Postscript: Where Are They Now?
OpenStore is now essentially just Jack Archer, a menswear brand, run by a new CEO with no involvement from Rabois in day-to-day operations. The open.store domain now redirects to jackarcher.com. Not exactly the revolutionary “portfolio of serendipitous discovery” that was promised.
OpenDoor continues to lose money quarter after quarter, targeting profitability “by the end of 2026.” That’s a promise they’ve been making in various forms for years. The stock has become a meme stock playground with extreme volatility, recently trading in the $6-7 range on warrant gimmicks and short squeezes rather than actual business improvement. The company is now run by a new CEO who describes OpenDoor as “a software and AI company” rather than acknowledging the reality: it’s a capital-intensive real estate flipping operation that has yet to prove it can make money.
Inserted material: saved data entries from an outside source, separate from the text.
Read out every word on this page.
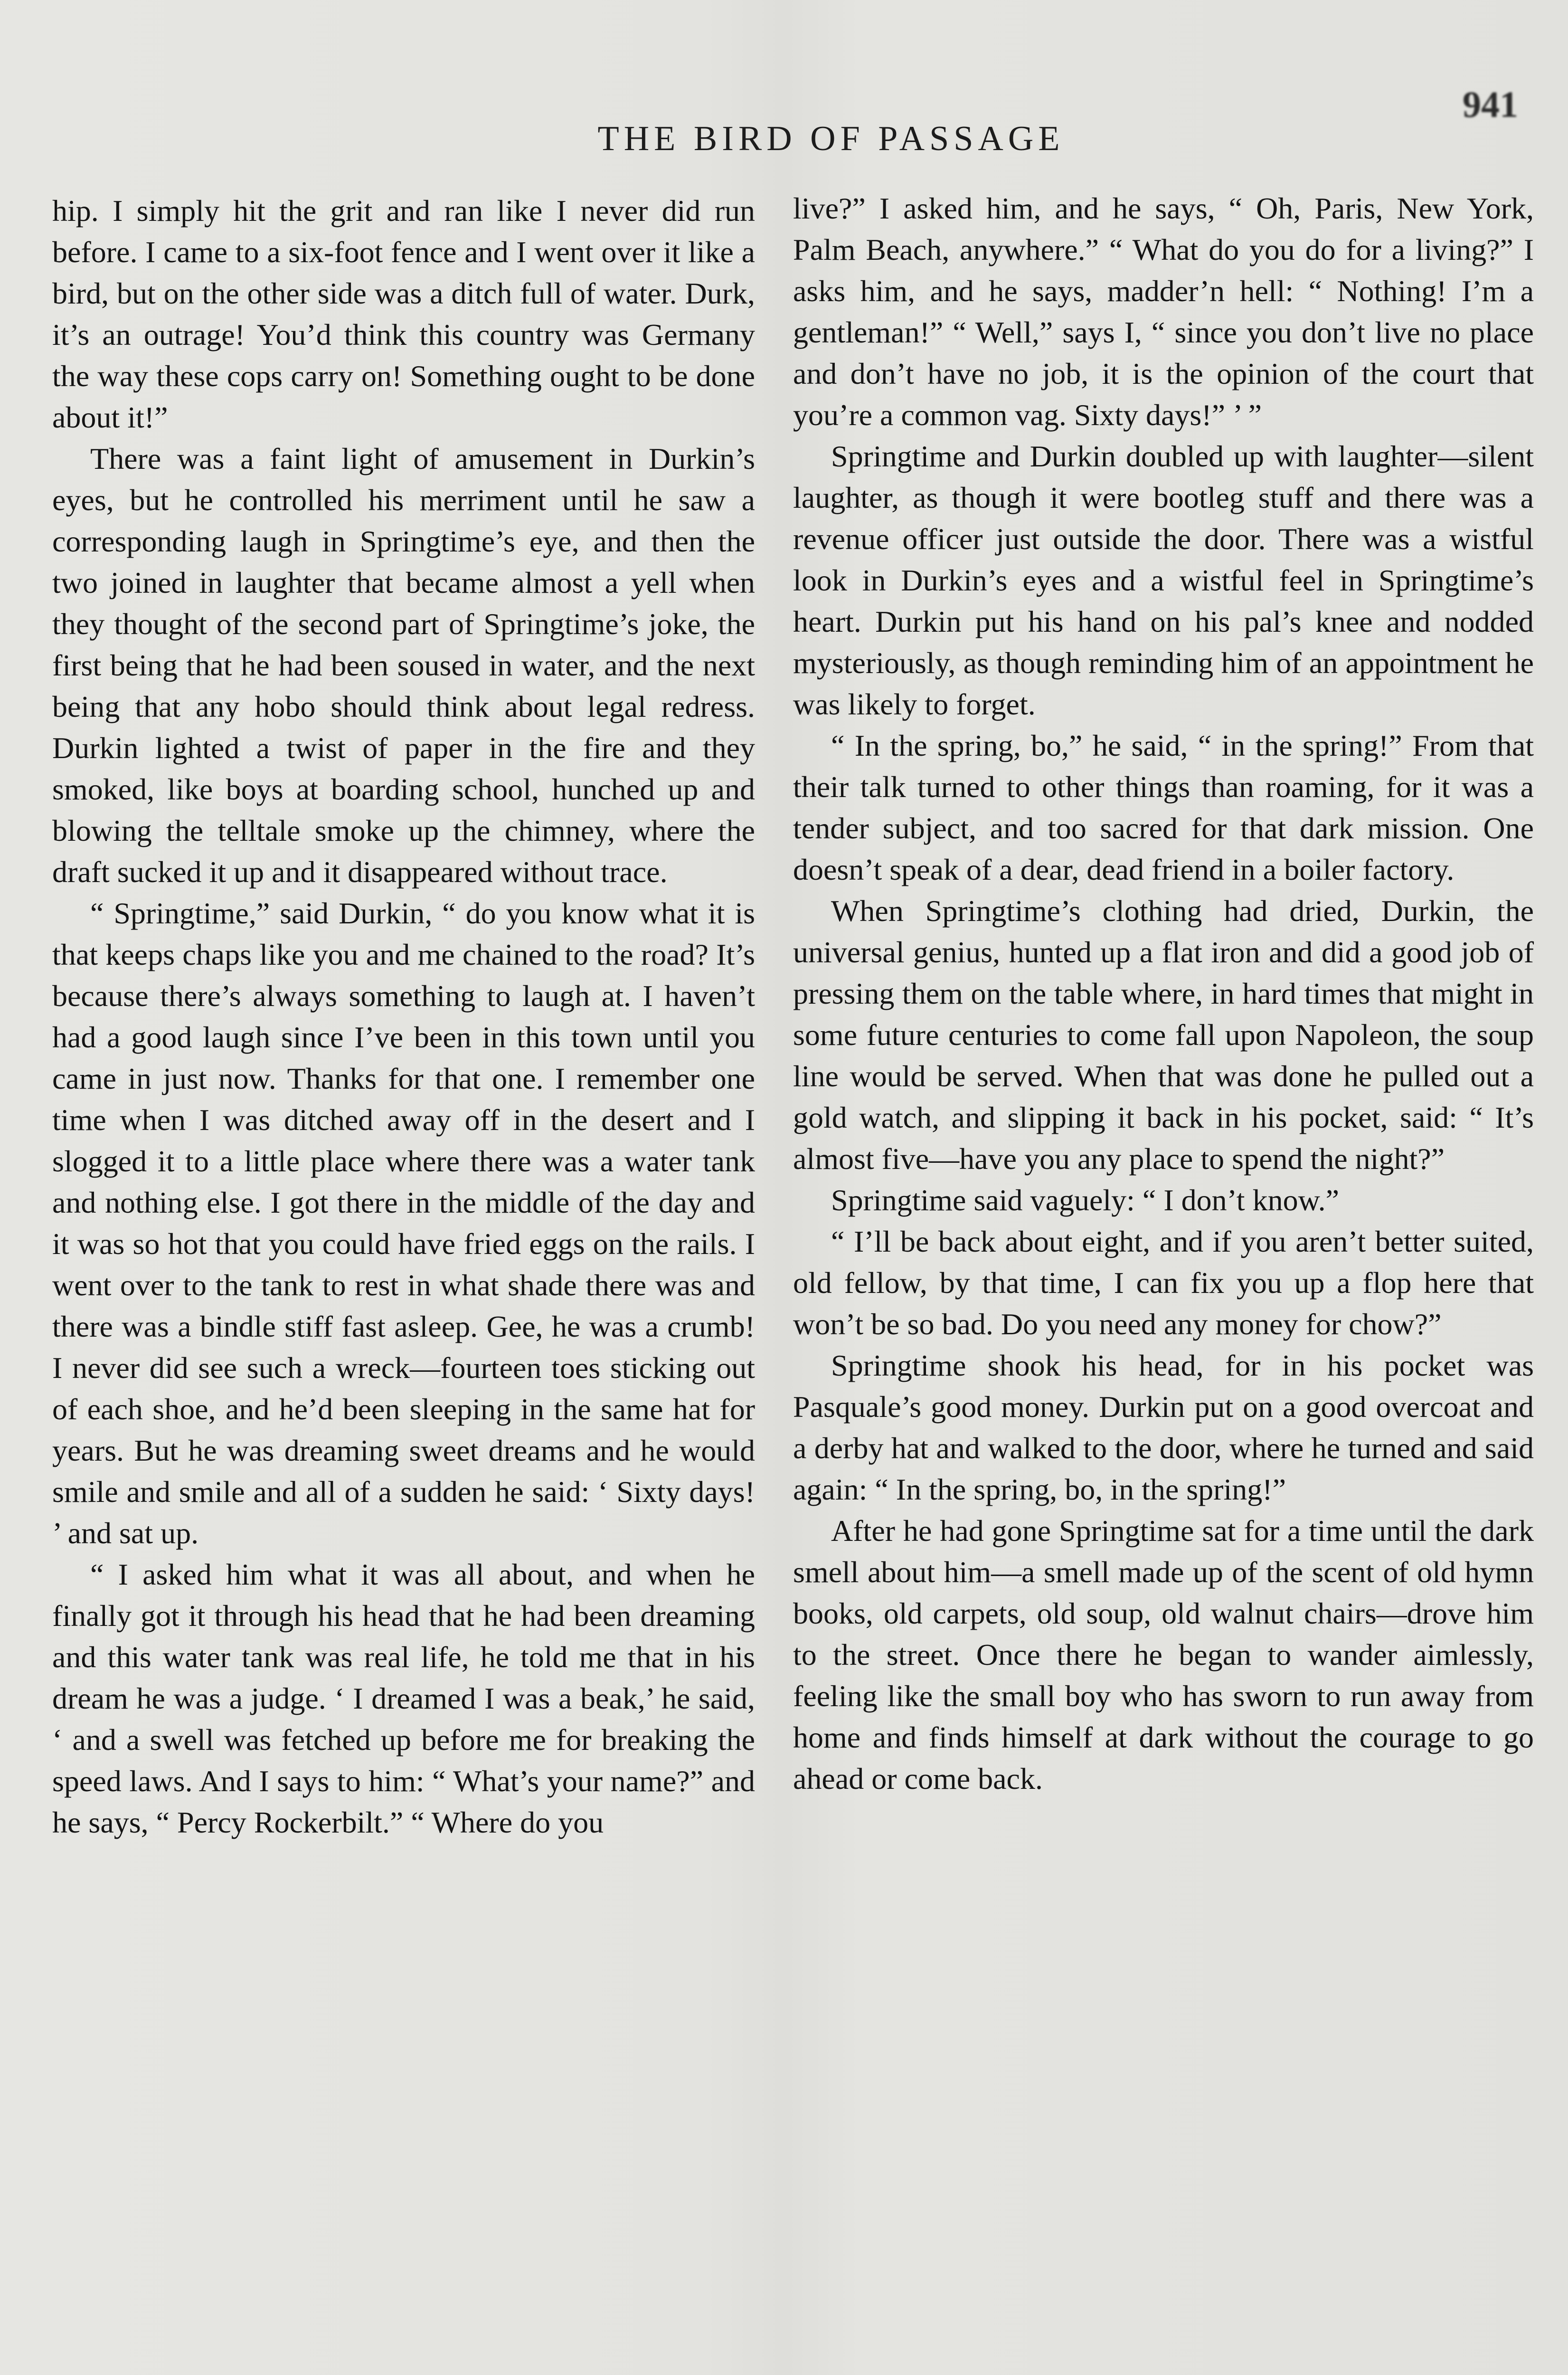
THE BIRD OF PASSAGE
941

hip. I simply hit the grit and ran like I never did run before. I came to a six-foot fence and I went over it like a bird, but on the other side was a ditch full of water. Durk, it’s an outrage! You’d think this country was Germany the way these cops carry on! Something ought to be done about it!”

There was a faint light of amusement in Durkin’s eyes, but he controlled his merriment until he saw a corresponding laugh in Springtime’s eye, and then the two joined in laughter that became almost a yell when they thought of the second part of Springtime’s joke, the first being that he had been soused in water, and the next being that any hobo should think about legal redress. Durkin lighted a twist of paper in the fire and they smoked, like boys at boarding school, hunched up and blowing the telltale smoke up the chimney, where the draft sucked it up and it disappeared without trace.

“ Springtime,” said Durkin, “ do you know what it is that keeps chaps like you and me chained to the road? It’s because there’s always something to laugh at. I haven’t had a good laugh since I’ve been in this town until you came in just now. Thanks for that one. I remember one time when I was ditched away off in the desert and I slogged it to a little place where there was a water tank and nothing else. I got there in the middle of the day and it was so hot that you could have fried eggs on the rails. I went over to the tank to rest in what shade there was and there was a bindle stiff fast asleep. Gee, he was a crumb! I never did see such a wreck—fourteen toes sticking out of each shoe, and he’d been sleeping in the same hat for years. But he was dreaming sweet dreams and he would smile and smile and all of a sudden he said: ‘ Sixty days! ’ and sat up.

“ I asked him what it was all about, and when he finally got it through his head that he had been dreaming and this water tank was real life, he told me that in his dream he was a judge. ‘ I dreamed I was a beak,’ he said, ‘ and a swell was fetched up before me for breaking the speed laws. And I says to him: “ What’s your name?” and he says, “ Percy Rockerbilt.” “ Where do you

live?” I asked him, and he says, “ Oh, Paris, New York, Palm Beach, anywhere.” “ What do you do for a living?” I asks him, and he says, madder’n hell: “ Nothing! I’m a gentleman!” “ Well,” says I, “ since you don’t live no place and don’t have no job, it is the opinion of the court that you’re a common vag. Sixty days!” ’ ”

Springtime and Durkin doubled up with laughter—silent laughter, as though it were bootleg stuff and there was a revenue officer just outside the door. There was a wistful look in Durkin’s eyes and a wistful feel in Springtime’s heart. Durkin put his hand on his pal’s knee and nodded mysteriously, as though reminding him of an appointment he was likely to forget.

“ In the spring, bo,” he said, “ in the spring!” From that their talk turned to other things than roaming, for it was a tender subject, and too sacred for that dark mission. One doesn’t speak of a dear, dead friend in a boiler factory.

When Springtime’s clothing had dried, Durkin, the universal genius, hunted up a flat iron and did a good job of pressing them on the table where, in hard times that might in some future centuries to come fall upon Napoleon, the soup line would be served. When that was done he pulled out a gold watch, and slipping it back in his pocket, said: “ It’s almost five—have you any place to spend the night?”

Springtime said vaguely: “ I don’t know.”

“ I’ll be back about eight, and if you aren’t better suited, old fellow, by that time, I can fix you up a flop here that won’t be so bad. Do you need any money for chow?”

Springtime shook his head, for in his pocket was Pasquale’s good money. Durkin put on a good overcoat and a derby hat and walked to the door, where he turned and said again: “ In the spring, bo, in the spring!”

After he had gone Springtime sat for a time until the dark smell about him—a smell made up of the scent of old hymn books, old carpets, old soup, old walnut chairs—drove him to the street. Once there he began to wander aimlessly, feeling like the small boy who has sworn to run away from home and finds himself at dark without the courage to go ahead or come back.
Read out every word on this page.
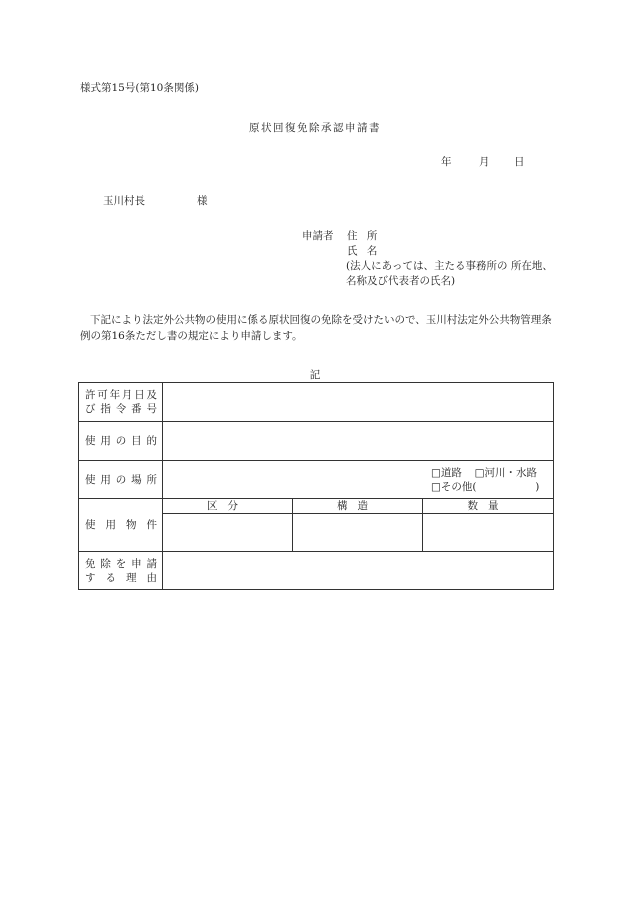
様式第15号(第10条関係)
原状回復免除承認申請書
年	月 日
玉川村長	様
申請者 住 所
氏 名
(法人にあっては、主たる事務所の 所在地、名称及び代表者の氏名)
下記により法定外公共物の使用に係る原状回復の免除を受けたいので、玉川村法定外公共物管理条例の第16条ただし書の規定により申請します。
記
許可年月日及
び指令番号			

使用の目的			
使用の場所	□道路 □河川・水路
□その他( )		

使用物件	区分	構造	数量

免除を申請
する理由			
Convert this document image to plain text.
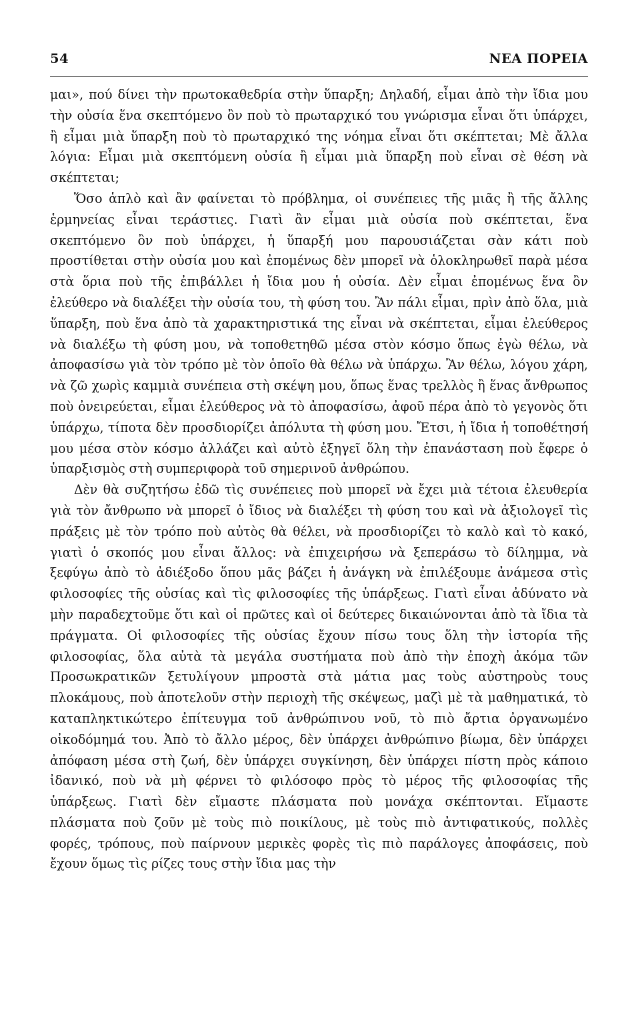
54	ΝΕΑ ΠΟΡΕΙΑ

μαι», πού δίνει τὴν πρωτοκαθεδρία στὴν ὕπαρξη; Δηλαδή, εἶμαι ἀπὸ τὴν ἴδια μου τὴν οὐσία ἕνα σκεπτόμενο ὂν ποὺ τὸ πρωταρχικό του γνώρισμα εἶναι ὅτι ὑπάρχει, ἢ εἶμαι μιὰ ὕπαρξη ποὺ τὸ πρωταρχικό της νόημα εἶναι ὅτι σκέπτεται; Μὲ ἄλλα λόγια: Εἶμαι μιὰ σκεπτόμενη οὐσία ἢ εἶμαι μιὰ ὕπαρξη ποὺ εἶναι σὲ θέση νὰ σκέπτεται;

Ὅσο ἁπλὸ καὶ ἂν φαίνεται τὸ πρόβλημα, οἱ συνέπειες τῆς μιᾶς ἢ τῆς ἄλλης ἑρμηνείας εἶναι τεράστιες. Γιατὶ ἂν εἶμαι μιὰ οὐσία ποὺ σκέπτεται, ἕνα σκεπτόμενο ὂν ποὺ ὑπάρχει, ἡ ὕπαρξή μου παρουσιάζεται σὰν κάτι ποὺ προστίθεται στὴν οὐσία μου καὶ ἐπομένως δὲν μπορεῖ νὰ ὁλοκληρωθεῖ παρὰ μέσα στὰ ὅρια ποὺ τῆς ἐπιβάλλει ἡ ἴδια μου ἡ οὐσία. Δὲν εἶμαι ἐπομένως ἕνα ὂν ἐλεύθερο νὰ διαλέξει τὴν οὐσία του, τὴ φύση του. Ἂν πάλι εἶμαι, πρὶν ἀπὸ ὅλα, μιὰ ὕπαρξη, ποὺ ἕνα ἀπὸ τὰ χαρακτηριστικά της εἶναι νὰ σκέπτεται, εἶμαι ἐλεύθερος νὰ διαλέξω τὴ φύση μου, νὰ τοποθετηθῶ μέσα στὸν κόσμο ὅπως ἐγὼ θέλω, νὰ ἀποφασίσω γιὰ τὸν τρόπο μὲ τὸν ὁποῖο θὰ θέλω νὰ ὑπάρχω. Ἂν θέλω, λόγου χάρη, νὰ ζῶ χωρὶς καμμιὰ συνέπεια στὴ σκέψη μου, ὅπως ἕνας τρελλὸς ἢ ἕνας ἄνθρωπος ποὺ ὀνειρεύεται, εἶμαι ἐλεύθερος νὰ τὸ ἀποφασίσω, ἀφοῦ πέρα ἀπὸ τὸ γεγονὸς ὅτι ὑπάρχω, τίποτα δὲν προσδιορίζει ἀπόλυτα τὴ φύση μου. Ἔτσι, ἡ ἴδια ἡ τοποθέτησή μου μέσα στὸν κόσμο ἀλλάζει καὶ αὐτὸ ἐξηγεῖ ὅλη τὴν ἐπανάσταση ποὺ ἔφερε ὁ ὑπαρξισμὸς στὴ συμπεριφορὰ τοῦ σημερινοῦ ἀνθρώπου.

Δὲν θὰ συζητήσω ἐδῶ τὶς συνέπειες ποὺ μπορεῖ νὰ ἔχει μιὰ τέτοια ἐλευθερία γιὰ τὸν ἄνθρωπο νὰ μπορεῖ ὁ ἴδιος νὰ διαλέξει τὴ φύση του καὶ νὰ ἀξιολογεῖ τὶς πράξεις μὲ τὸν τρόπο ποὺ αὐτὸς θὰ θέλει, νὰ προσδιορίζει τὸ καλὸ καὶ τὸ κακό, γιατὶ ὁ σκοπός μου εἶναι ἄλλος: νὰ ἐπιχειρήσω νὰ ξεπεράσω τὸ δίλημμα, νὰ ξεφύγω ἀπὸ τὸ ἀδιέξοδο ὅπου μᾶς βάζει ἡ ἀνάγκη νὰ ἐπιλέξουμε ἀνάμεσα στὶς φιλοσοφίες τῆς οὐσίας καὶ τὶς φιλοσοφίες τῆς ὑπάρξεως. Γιατὶ εἶναι ἀδύνατο νὰ μὴν παραδεχτοῦμε ὅτι καὶ οἱ πρῶτες καὶ οἱ δεύτερες δικαιώνονται ἀπὸ τὰ ἴδια τὰ πράγματα. Οἱ φιλοσοφίες τῆς οὐσίας ἔχουν πίσω τους ὅλη τὴν ἱστορία τῆς φιλοσοφίας, ὅλα αὐτὰ τὰ μεγάλα συστήματα ποὺ ἀπὸ τὴν ἐποχὴ ἀκόμα τῶν Προσωκρατικῶν ξετυλίγουν μπροστὰ στὰ μάτια μας τοὺς αὐστηροὺς τους πλοκάμους, ποὺ ἀποτελοῦν στὴν περιοχὴ τῆς σκέψεως, μαζὶ μὲ τὰ μαθηματικά, τὸ καταπληκτικώτερο ἐπίτευγμα τοῦ ἀνθρώπινου νοῦ, τὸ πιὸ ἄρτια ὀργανωμένο οἰκοδόμημά του. Ἀπὸ τὸ ἄλλο μέρος, δὲν ὑπάρχει ἀνθρώπινο βίωμα, δὲν ὑπάρχει ἀπόφαση μέσα στὴ ζωή, δὲν ὑπάρχει συγκίνηση, δὲν ὑπάρχει πίστη πρὸς κάποιο ἰδανικό, ποὺ νὰ μὴ φέρνει τὸ φιλόσοφο πρὸς τὸ μέρος τῆς φιλοσοφίας τῆς ὑπάρξεως. Γιατὶ δὲν εἴμαστε πλάσματα ποὺ μονάχα σκέπτονται. Εἴμαστε πλάσματα ποὺ ζοῦν μὲ τοὺς πιὸ ποικίλους, μὲ τοὺς πιὸ ἀντιφατικούς, πολλὲς φορές, τρόπους, ποὺ παίρνουν μερικὲς φορὲς τὶς πιὸ παράλογες ἀποφάσεις, ποὺ ἔχουν ὅμως τὶς ρίζες τους στὴν ἴδια μας τὴν
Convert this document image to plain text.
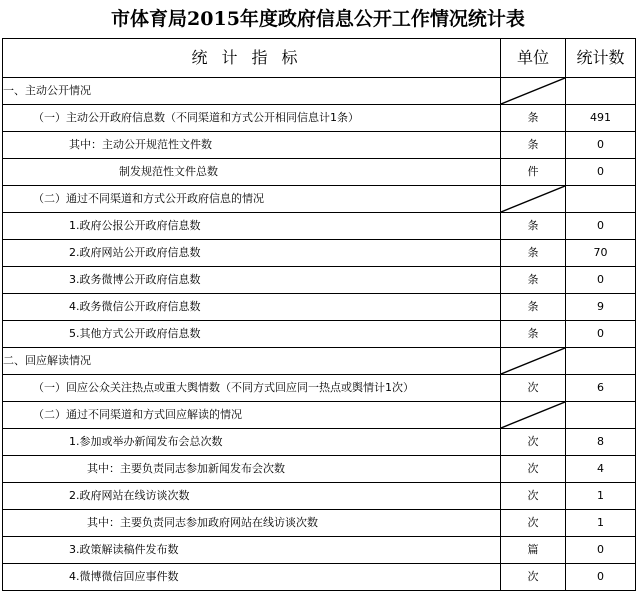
市体育局2015年度政府信息公开工作情况统计表
统计指标	单位	统计数
一、主动公开情况	

（一）主动公开政府信息数（不同渠道和方式公开相同信息计1条）	条	491
其中：主动公开规范性文件数	条	0
制发规范性文件总数	件	0
（二）通过不同渠道和方式公开政府信息的情况	

1.政府公报公开政府信息数	条	0
2.政府网站公开政府信息数	条	70
3.政务微博公开政府信息数	条	0
4.政务微信公开政府信息数	条	9
5.其他方式公开政府信息数	条	0
二、回应解读情况	

（一）回应公众关注热点或重大舆情数（不同方式回应同一热点或舆情计1次）	次	6
（二）通过不同渠道和方式回应解读的情况	

1.参加或举办新闻发布会总次数	次	8
其中：主要负责同志参加新闻发布会次数	次	4
2.政府网站在线访谈次数	次	1
其中：主要负责同志参加政府网站在线访谈次数	次	1
3.政策解读稿件发布数	篇	0
4.微博微信回应事件数	次	0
With over $1.4 billion in shareholder value destroyed, it stands as a monument to what happens when VCs play in industries they don’t understand.
Keith Rabois? After OpenStore’s spectacular implosion became undeniable, he made a surprise return to Khosla Ventures in January 2024 as a managing director, conveniently leaving Founders Fund just as his ecommerce aggregator was collapsing. The official story? He didn’t like the commute from SF to Sand Hill Road back in 2019. The convenient timing? Founders Fund had cut back their fund size while Khosla had just closed on $3.1 billion in fresh capital.
Khosla even set up a new Miami office for him in Wynwood, a validation of his “commitment to the city”. The same city where he co-founded OpenStore in 2021 before watching it burn through $150 million. Now he’s back on OpenDoor’s board, presumably to oversee its continued money-losing operations as it promises profitability “by the end of 2026.” Same playbook, different fund, fresh billions to deploy.
The Real Cost
The pattern is clear: OpenStore, OpenDoor, and the broader failures they represent aren’t bugs in the Silicon Valley system, they’re features. They’re what happens when venture capitalists confuse confidence with competence, when viral marketing substitutes for viable business models, and when the ability to raise capital becomes more important than the ability to deploy it wisely.
The real tragedy isn’t just the billions destroyed. It’s that this capital could have funded hundreds of boring, profitable businesses run by operators with actual domain expertise. Instead, it went to feed the egos of VCs who thought they could algorithm their way through industries they didn’t understand.
Until there are real consequences for this kind of value destruction. Until LPs stop funding VCs who consistently burn billions, we’ll keep seeing the same pattern: charismatic founders with zero relevant experience raising massive rounds, burning through capital while posting victory laps on social media, then failing up to the next fund when reality catches up.